First v. Bonewitz

Blackford, J.

Bonewitz sued First in assumpsit. The declaration contains four counts.

The first count is to the following effect: For that the defendant, on, &c., executed to the plaintiff a’receipt as follows: “ May 8, 1837. Received of Joseph Bonewitz the sum of 100 dollars paid in land,” Meaning that said sum of 100 dollars was paid by the plaintiff for said defendant. (Signed,) “Israel First.” By which receipt the defendant acknowledged to have received from the plaintiff said 100 dollars; and in consideration thereof, after-wards agreed to pay said sum to the plaintiff when he should be thereunto requested. The plaintiff afterwards demanded payment of said sum, which the defendant refused to pay.

The other counts are the common ones for money lent, money paid, and for money had and received.

The defendant pleaded to the whole declaration, non assumpsit and the statute of limitations.

R. Brackenridge, Jr., for the plaintiff. J. R. Slack, for the defendant.

General demurrer to the special plea, and the demurrer sustained.

The cause was tried on the general issue, and a verdict and judgment rendered for the plaintiff.
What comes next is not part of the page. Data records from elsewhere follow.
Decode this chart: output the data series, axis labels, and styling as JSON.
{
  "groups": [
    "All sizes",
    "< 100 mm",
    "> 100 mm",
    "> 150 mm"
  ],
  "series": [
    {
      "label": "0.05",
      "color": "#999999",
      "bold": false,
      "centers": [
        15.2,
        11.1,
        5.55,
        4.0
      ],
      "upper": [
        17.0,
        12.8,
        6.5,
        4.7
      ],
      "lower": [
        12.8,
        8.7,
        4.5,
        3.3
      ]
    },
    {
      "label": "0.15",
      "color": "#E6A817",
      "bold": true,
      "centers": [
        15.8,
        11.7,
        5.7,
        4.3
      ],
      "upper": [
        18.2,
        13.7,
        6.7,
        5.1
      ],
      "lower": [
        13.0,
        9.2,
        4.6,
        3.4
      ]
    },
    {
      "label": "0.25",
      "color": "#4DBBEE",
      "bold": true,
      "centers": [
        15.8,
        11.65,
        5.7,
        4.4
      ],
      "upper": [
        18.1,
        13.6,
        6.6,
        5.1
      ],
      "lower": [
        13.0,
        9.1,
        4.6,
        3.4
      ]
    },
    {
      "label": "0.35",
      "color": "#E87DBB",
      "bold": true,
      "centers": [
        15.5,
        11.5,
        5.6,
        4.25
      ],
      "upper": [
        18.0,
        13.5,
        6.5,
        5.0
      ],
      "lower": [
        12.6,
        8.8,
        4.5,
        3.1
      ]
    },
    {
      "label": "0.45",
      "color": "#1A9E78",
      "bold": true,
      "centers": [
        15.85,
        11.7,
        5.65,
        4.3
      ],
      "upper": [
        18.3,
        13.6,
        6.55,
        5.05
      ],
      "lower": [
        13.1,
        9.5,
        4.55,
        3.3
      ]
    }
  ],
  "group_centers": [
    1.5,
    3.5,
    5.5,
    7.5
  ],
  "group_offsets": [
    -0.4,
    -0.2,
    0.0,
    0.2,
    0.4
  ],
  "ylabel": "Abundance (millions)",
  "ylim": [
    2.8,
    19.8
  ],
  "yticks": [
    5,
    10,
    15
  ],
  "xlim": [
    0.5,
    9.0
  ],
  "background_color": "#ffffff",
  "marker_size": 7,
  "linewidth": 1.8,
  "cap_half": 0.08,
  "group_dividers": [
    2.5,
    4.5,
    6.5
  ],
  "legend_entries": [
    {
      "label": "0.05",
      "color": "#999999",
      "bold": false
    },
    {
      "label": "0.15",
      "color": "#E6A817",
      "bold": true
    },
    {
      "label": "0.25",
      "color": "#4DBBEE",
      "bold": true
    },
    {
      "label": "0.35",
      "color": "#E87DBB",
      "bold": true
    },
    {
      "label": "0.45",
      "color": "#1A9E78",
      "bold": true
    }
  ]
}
The special plea being demurred to, we must examine the declaration; and we think the first count is insufficient. The defendant’s receipt there mentioned is, as we understand it, as follows: “ May 8, 1837. Received of Joseph Bonewitz the sum of 100 dollars paid in land.” That receipt, of itself, shows no contract implying a consideration ; nor does it, of itself, show a sufficient consideration for the alleged promise, that is, a benefit to the defendant or a detriment to the plaintiff. The count we are considering says, by way of innuendo, that the instrument means that the sum óf 100 dollars was paid by the plaintiff on land for the defendant'. We are not able, however, from the terms of the instrument, to give it that meaning. Indeed, the instrument is so ambiguous on its face, that we cannot assign to it any definite meaning whatever. The first count, therefore, contains no cause of action.

There is no objection to the other counts; and to those counts the special plea is a good bar. It is of no consequence whether that plea is valid or not in regard to the first count, for a bad plea is sufficient for a bad count.

The special plea being a good defense to all the legal causes of action described in the declaration, the demurrer to it should have been overruled.

The judgment for the plaintiff is consequently erroneous, and must be reversed.

Per Curiam.

The judgment is reversed, and the verdict set aside with costs. Cause remanded, with leave to the plaintiff to amend the first count.

/. S. Buckles and J. Brownlee, for the plaintiff. J. Smith, for the defendant.